According to the 2014 ACFE “Report to the Nations”, organizations lose, on average, 5% of revenues to fraud every year. In cases of asset misappropriation, the mean loss is $130,000 per scheme. For corruption cases, the mean loss jumps to $200,000 per year. The State of Connecticut is serious about mitigating these losses, and they have the task forces to prove it.
Financial Crimes Task Force
Established by the Secret Service in January of 2009 as a partnership between federal, state, and local law enforcement agencies, the CT Financial Crimes Task Force was created with the intention of investigating financial crimes including but not limited to check fraud, bank fraud, identity theft, wire fraud, and mortgage fraud. Members of the task force from state and local police departments receive Federal Special Deputation, which allows them to execute federal search warrants and make federal arrests related to task force investigations.
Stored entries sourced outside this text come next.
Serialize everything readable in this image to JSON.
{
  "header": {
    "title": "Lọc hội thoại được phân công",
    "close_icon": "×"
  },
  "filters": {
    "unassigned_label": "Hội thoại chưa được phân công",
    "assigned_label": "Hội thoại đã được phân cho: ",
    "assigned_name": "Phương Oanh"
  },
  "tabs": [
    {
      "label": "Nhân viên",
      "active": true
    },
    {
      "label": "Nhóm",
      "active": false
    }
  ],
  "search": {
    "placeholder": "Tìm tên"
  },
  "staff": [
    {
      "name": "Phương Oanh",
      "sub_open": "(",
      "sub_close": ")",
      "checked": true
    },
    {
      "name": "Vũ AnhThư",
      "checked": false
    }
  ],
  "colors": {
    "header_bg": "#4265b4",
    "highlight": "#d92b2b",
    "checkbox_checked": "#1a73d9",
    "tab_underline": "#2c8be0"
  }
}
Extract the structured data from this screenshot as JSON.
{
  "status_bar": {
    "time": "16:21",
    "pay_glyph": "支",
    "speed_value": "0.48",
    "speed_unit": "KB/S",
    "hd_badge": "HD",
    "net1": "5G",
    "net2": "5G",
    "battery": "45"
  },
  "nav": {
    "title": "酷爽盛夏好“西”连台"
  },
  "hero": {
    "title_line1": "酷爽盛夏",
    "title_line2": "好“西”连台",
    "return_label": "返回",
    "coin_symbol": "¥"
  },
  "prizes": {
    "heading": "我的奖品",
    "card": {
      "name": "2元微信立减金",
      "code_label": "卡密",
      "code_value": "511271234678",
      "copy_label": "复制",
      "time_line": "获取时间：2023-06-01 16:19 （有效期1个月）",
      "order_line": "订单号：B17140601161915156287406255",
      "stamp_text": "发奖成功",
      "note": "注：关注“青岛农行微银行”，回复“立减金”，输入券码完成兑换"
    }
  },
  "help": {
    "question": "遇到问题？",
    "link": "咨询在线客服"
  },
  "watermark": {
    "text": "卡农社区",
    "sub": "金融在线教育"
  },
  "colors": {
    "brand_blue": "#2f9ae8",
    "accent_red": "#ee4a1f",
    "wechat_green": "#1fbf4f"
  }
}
Connecticut Public Corruption Task Force
The CT Public Corruption Task Force was announced in February of 2015 as a partnership between five federal law enforcement agencies including the FBI, US Postal Inspection Service, IRS Criminal Investigation Division and the Inspector General’s Offices of the US Department of Health & Human Services and the US Department of Housing & Urban Development. Together they seek to identify corrupt public officials as well as federal, state, and municipal employees abusing their positions for personal gain. One of the first high profile cases they have had significant involvement with is that of David Bertnagel, the former Finance Director of Plymouth who embezzled in excess of $800,000 from the town. In May he was sentenced to pay restitution, serve two and a half years in prison and perform 1,500 hours of community service.
Organized Crime Investigative Task force
The Organized Crime Investigative Task Force, a specialized unit within the CT State Police, has the authority to conduct investigations pertaining to the enforcement of state laws as they apply to organized crime and racketeering, the conduct of public officers and employees as well as officers of public corporations, and any matter concerning public peace, safety, or justice. If the task force determines a crime has been committed, the evidence is referred to the Chief State’s Attorney for prosecution. The task force is in the news recently for their part investigating a Bridgeport boot and tow scandal involving a former state marshal, city officials and local tow companies.